18.3.2 Examen général
Dès que la brûlure dépasse 10 à 15 % chez l’adulte elle engendre des désordres généraux graves. Pendant les 48 premières heures, on surveille les complications circulatoires, respiratoires et un éventuel syndrome de loges. 18.3.3 Examen para-clinique
- Biologique
- En préservant le capital veineux, on prélève groupe, rhésus, RAI, NFS, glycémie, urée, créatinine, ionogramme sanguin et urinaire, hémostase, protidémie, fonction hépatique, gaz du sang ainsi que des prélèvements bactériologiques avec antibiogramme.
- Radiologique
- Une radiographie pulmonaire est systématique. Les autres radiographies sont en fonction des lésions associées.
18.4 Pronostic
- Pronostic local (esthétique et fonctionnel)

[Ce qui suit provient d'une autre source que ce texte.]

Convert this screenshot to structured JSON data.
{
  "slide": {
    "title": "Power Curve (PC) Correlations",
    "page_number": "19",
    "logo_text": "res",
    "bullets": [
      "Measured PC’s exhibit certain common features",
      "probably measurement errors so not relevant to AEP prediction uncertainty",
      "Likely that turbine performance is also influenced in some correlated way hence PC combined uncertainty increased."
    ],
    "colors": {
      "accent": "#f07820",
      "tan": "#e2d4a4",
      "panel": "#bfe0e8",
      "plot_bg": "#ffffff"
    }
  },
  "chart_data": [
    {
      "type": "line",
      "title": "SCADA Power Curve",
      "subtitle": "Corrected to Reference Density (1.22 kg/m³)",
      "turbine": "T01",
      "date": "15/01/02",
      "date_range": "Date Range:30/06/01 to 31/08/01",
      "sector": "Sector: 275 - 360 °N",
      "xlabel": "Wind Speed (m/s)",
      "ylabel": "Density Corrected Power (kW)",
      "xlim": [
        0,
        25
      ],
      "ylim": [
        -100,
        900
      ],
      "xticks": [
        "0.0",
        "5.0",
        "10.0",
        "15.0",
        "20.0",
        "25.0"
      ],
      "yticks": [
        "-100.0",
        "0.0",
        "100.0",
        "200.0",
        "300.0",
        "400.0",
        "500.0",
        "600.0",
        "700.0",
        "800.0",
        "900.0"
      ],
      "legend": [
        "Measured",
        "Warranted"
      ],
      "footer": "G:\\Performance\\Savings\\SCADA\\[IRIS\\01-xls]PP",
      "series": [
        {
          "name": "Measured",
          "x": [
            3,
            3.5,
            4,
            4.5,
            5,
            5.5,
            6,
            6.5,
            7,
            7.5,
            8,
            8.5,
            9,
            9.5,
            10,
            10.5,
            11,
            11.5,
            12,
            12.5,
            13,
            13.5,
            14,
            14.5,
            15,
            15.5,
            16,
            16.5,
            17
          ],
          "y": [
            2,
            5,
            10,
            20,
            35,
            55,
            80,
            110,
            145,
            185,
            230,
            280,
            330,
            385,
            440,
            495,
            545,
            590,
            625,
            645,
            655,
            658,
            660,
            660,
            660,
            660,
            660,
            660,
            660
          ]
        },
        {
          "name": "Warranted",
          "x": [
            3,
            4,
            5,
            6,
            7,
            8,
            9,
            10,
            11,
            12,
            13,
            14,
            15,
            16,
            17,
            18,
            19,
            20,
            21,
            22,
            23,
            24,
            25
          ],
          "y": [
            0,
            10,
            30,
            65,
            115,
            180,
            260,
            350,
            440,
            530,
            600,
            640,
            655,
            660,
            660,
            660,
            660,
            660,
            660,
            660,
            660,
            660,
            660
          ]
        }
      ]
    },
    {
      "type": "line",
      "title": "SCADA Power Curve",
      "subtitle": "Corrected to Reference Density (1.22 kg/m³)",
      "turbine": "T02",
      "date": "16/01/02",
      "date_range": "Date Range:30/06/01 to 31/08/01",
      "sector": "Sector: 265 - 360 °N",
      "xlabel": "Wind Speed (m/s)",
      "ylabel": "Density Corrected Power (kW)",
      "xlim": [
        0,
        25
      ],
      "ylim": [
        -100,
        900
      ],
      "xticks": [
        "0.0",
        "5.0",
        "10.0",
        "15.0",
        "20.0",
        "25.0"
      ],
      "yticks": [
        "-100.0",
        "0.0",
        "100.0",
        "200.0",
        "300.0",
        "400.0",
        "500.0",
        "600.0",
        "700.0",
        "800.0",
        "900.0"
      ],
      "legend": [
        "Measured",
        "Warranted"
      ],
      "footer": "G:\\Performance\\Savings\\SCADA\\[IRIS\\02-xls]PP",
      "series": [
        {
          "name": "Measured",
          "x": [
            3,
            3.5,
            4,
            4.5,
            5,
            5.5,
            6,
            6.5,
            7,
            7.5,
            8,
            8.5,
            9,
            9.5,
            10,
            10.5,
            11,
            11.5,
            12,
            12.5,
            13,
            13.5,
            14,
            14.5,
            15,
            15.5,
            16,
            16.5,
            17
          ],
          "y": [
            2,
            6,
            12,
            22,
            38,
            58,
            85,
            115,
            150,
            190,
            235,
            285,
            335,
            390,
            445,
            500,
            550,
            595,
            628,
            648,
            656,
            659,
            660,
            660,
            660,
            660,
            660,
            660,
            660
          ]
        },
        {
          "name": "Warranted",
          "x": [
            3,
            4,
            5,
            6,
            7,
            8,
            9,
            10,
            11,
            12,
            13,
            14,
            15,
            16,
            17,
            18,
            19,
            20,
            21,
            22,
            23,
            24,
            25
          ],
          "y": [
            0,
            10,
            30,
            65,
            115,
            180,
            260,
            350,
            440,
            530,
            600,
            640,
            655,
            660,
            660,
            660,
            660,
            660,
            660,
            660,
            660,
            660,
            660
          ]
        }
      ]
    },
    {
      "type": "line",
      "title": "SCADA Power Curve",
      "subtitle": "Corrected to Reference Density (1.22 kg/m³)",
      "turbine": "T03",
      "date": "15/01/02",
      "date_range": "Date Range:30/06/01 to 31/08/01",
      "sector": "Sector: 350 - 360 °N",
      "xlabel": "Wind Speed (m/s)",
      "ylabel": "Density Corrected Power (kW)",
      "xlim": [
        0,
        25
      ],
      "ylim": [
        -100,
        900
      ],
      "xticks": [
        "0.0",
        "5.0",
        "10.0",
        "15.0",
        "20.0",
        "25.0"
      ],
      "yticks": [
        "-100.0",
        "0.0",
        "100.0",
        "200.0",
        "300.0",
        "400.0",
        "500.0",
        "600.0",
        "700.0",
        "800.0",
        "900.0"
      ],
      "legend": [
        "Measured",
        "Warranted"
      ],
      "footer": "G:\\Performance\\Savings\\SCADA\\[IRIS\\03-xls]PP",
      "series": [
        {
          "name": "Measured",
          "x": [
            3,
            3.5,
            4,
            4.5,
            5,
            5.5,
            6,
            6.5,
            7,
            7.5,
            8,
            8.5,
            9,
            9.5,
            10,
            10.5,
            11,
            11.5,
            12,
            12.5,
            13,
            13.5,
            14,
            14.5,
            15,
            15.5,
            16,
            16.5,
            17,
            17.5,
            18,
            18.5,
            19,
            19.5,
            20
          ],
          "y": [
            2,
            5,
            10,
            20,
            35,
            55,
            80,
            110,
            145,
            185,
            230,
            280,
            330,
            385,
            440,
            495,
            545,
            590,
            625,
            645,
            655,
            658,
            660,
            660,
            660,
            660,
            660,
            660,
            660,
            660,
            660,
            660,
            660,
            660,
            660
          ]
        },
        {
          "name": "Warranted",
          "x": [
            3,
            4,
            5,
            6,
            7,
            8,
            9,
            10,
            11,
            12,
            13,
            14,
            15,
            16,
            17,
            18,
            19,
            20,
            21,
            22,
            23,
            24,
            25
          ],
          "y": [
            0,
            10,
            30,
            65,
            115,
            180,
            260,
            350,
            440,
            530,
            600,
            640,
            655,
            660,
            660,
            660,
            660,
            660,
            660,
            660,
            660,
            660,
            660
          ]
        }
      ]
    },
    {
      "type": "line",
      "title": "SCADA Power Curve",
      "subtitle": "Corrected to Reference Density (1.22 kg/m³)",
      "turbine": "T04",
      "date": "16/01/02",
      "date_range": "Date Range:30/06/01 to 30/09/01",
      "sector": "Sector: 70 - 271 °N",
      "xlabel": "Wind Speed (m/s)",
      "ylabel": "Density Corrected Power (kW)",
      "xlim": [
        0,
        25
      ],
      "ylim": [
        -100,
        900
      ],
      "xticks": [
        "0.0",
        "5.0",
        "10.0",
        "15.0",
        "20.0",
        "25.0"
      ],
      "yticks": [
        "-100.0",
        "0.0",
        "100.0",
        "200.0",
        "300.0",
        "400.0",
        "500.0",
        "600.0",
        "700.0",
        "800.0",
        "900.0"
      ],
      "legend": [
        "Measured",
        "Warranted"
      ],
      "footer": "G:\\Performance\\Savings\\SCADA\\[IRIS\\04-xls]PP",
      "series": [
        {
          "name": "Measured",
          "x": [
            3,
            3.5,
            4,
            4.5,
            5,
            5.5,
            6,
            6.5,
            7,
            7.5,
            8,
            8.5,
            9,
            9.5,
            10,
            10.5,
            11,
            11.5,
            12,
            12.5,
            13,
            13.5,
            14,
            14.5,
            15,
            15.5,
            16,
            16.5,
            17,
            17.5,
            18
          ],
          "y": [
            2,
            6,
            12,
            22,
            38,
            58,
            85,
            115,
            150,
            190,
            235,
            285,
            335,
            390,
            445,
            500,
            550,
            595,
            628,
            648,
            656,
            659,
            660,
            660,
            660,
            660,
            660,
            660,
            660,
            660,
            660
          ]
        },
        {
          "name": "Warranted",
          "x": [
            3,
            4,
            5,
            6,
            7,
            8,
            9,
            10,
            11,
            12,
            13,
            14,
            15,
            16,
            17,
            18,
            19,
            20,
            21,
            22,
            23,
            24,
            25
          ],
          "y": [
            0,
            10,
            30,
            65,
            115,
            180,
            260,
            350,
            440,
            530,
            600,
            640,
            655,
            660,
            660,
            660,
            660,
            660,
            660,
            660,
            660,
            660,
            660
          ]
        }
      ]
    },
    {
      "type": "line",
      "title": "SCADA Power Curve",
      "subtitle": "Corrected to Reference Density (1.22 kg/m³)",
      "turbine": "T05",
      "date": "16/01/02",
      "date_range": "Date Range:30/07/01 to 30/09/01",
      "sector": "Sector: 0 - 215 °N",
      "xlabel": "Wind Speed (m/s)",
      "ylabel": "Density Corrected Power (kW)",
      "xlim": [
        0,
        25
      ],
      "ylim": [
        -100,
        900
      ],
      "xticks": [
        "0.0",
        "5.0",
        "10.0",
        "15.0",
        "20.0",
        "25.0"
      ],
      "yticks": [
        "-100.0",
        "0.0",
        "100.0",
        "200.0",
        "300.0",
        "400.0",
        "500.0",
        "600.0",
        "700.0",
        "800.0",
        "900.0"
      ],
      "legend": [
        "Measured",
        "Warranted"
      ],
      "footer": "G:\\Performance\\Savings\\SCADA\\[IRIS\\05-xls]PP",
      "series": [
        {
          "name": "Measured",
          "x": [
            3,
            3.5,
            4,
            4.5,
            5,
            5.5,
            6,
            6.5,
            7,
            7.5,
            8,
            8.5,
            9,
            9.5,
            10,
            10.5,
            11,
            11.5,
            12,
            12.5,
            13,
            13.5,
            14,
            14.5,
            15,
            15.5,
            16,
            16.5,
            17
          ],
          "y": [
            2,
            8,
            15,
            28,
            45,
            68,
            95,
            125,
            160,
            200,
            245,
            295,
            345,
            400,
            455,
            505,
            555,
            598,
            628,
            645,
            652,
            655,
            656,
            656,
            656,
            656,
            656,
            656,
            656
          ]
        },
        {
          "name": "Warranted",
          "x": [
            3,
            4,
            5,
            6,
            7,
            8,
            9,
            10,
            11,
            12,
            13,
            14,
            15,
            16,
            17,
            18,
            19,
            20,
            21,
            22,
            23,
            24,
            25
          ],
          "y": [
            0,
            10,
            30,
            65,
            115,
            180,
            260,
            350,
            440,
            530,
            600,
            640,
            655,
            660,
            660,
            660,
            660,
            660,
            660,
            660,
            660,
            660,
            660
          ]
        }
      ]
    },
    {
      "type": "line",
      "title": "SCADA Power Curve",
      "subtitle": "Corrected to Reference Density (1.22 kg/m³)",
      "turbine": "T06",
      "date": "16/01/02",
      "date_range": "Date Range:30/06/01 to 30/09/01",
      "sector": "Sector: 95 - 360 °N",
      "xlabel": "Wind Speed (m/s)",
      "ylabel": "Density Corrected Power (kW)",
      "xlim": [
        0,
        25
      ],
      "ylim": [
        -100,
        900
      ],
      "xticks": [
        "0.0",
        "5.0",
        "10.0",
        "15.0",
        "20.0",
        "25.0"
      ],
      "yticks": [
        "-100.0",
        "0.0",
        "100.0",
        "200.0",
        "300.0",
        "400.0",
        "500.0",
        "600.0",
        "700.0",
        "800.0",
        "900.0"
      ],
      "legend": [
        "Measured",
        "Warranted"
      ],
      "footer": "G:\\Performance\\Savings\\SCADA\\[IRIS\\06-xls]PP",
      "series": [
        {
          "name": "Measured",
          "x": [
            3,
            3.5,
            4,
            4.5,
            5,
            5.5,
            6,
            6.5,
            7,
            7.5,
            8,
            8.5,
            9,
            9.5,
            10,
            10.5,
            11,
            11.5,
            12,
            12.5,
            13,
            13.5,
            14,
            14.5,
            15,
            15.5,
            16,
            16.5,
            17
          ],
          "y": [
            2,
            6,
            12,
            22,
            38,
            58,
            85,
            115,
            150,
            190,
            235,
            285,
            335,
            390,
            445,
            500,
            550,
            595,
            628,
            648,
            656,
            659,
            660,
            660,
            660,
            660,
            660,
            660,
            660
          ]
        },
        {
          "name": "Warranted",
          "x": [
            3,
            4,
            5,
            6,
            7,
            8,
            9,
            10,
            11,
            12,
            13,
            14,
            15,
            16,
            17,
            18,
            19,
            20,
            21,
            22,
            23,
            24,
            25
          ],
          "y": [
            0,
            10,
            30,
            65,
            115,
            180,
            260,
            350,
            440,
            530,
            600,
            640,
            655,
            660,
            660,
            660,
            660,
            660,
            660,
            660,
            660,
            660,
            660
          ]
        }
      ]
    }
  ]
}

- Dépend de la profondeur et du siège de la brûlure.
- Pronostic vital
- Dépend de l’étendue de la brûlure, du terrain (âge et antécédents) et d’éventuelles lésions associées. On considère généralement que la brûlure est grave lorsque la surface dépasse 15 %.
18.5 En résumé
On peut diviser les brûlures selon leur étendue, leur profondeur en plusieurs catégories : - Brûlures peu étendues
- Ce sont les brûlures inférieures à 10 à 15 % qui n’ont en général qu’un pronostic local.
- Brûlures superficielles
- elles guérissent vite et sans séquelle.
- Brûlures profondes
- elles nécessitent souvent un geste chirurgical immédiat d’excision suivie de recouvrement par greffe (ou lambeau). L’intervention raccourcit la durée d’évolution et diminue les phénomènes infectieux et les scléroses sous jacentes.
- Brûlures étendues mais superficielles
- Au-delà de 10 % de surface brûlée, le retentissement nécessite la mise en observation (éventuellement en réanimation). Le choc est souvent intense au début mais la réanimation le stabilise. La cicatrisation est rapide et évite les problèmes de la période secondaire.
- Brûlures étendues et profondes
- Elles nécessitent l’hospitalisation en centre spécialisé. Choc initial important qui doit être contrôlé par la réanimation. La période secondaire est marquée par les risques de dénutrition et d’infection. Seul le recouvrement cutané évite le décès.